Add the ones that differ on your system.
| Environment Varialbe | Example Value | Description |
| -------------------- | ------------- | ----------- |
| NGINX_LOG_PATH | /config/log/nginx/access.log | Container path for Nginx logfile , defaults to the example. |
| INFLUX_HOST | localhost | Host running InfluxDB. |
| INFLUX_HOST_PORT | 8086 | Optional, defaults to 8086. |
| INFLUX_DATABASE | geoip2influx | Optional, defaults to geoip2influx. |
| INFLUX_USER | root | Optional, defaults to root. |
| INFLUX_PASS | root | Optional, defaults to root. |
| GEO_MEASUREMENT | geoip2influx | InfluxDB measurement name for geohashes. Optional, defaults to the example. |
| LOG_MEASUREMENT | nginx_access_logs | InfluxDB measurement name for nginx logs.
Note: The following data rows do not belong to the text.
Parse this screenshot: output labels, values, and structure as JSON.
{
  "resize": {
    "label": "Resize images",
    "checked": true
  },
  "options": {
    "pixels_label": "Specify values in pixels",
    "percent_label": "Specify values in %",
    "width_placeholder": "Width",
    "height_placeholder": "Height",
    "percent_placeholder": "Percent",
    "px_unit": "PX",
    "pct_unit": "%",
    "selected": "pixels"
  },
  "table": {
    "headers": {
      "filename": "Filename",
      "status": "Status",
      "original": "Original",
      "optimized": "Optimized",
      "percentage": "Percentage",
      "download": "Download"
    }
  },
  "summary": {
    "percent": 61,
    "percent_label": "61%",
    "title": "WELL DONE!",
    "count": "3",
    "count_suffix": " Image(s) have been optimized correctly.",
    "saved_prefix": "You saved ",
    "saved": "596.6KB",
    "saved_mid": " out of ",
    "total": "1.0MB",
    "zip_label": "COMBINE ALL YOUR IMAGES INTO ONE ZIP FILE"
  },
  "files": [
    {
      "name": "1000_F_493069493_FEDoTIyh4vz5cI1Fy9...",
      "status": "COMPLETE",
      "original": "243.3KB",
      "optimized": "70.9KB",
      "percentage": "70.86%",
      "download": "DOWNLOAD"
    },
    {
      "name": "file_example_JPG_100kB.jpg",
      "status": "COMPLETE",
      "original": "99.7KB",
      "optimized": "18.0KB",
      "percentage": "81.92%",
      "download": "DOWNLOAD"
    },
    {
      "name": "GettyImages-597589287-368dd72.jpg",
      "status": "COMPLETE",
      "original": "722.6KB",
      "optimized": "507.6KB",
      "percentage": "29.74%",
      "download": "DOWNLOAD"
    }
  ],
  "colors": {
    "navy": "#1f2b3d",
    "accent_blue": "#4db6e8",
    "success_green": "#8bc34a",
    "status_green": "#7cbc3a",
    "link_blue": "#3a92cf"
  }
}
Optional, defaults to the example. |
| SEND_NGINX_LOGS | true | Set to `false` to disable nginx logs. Optional, defaults to `true`. |
| GEOIP2INFLUX_LOG_LEVEL | info | Sets the log level in geoip2influx.log. Use `debug` for verbose logging Optional, defaults to info. |
| INFLUX_RETENTION | 30d | Sets the retention for the database. Optional, defaults to example.|
| INFLUX_SHARD | 2d | Set the shard for the database. Optional, defaults to example. |
| MAXMINDDB_LICENSE_KEY | xxxxxxx | Add your Maxmind licence key |
### MaxMind Geolite2
Default download location is `/config/geoip2db/GeoLite2-City.mmdb`
Get your licence key here: https://www.maxmind.com/en/geolite2/signup
### InfluxDB
The InfluxDB database will be created automatically with the name you choose.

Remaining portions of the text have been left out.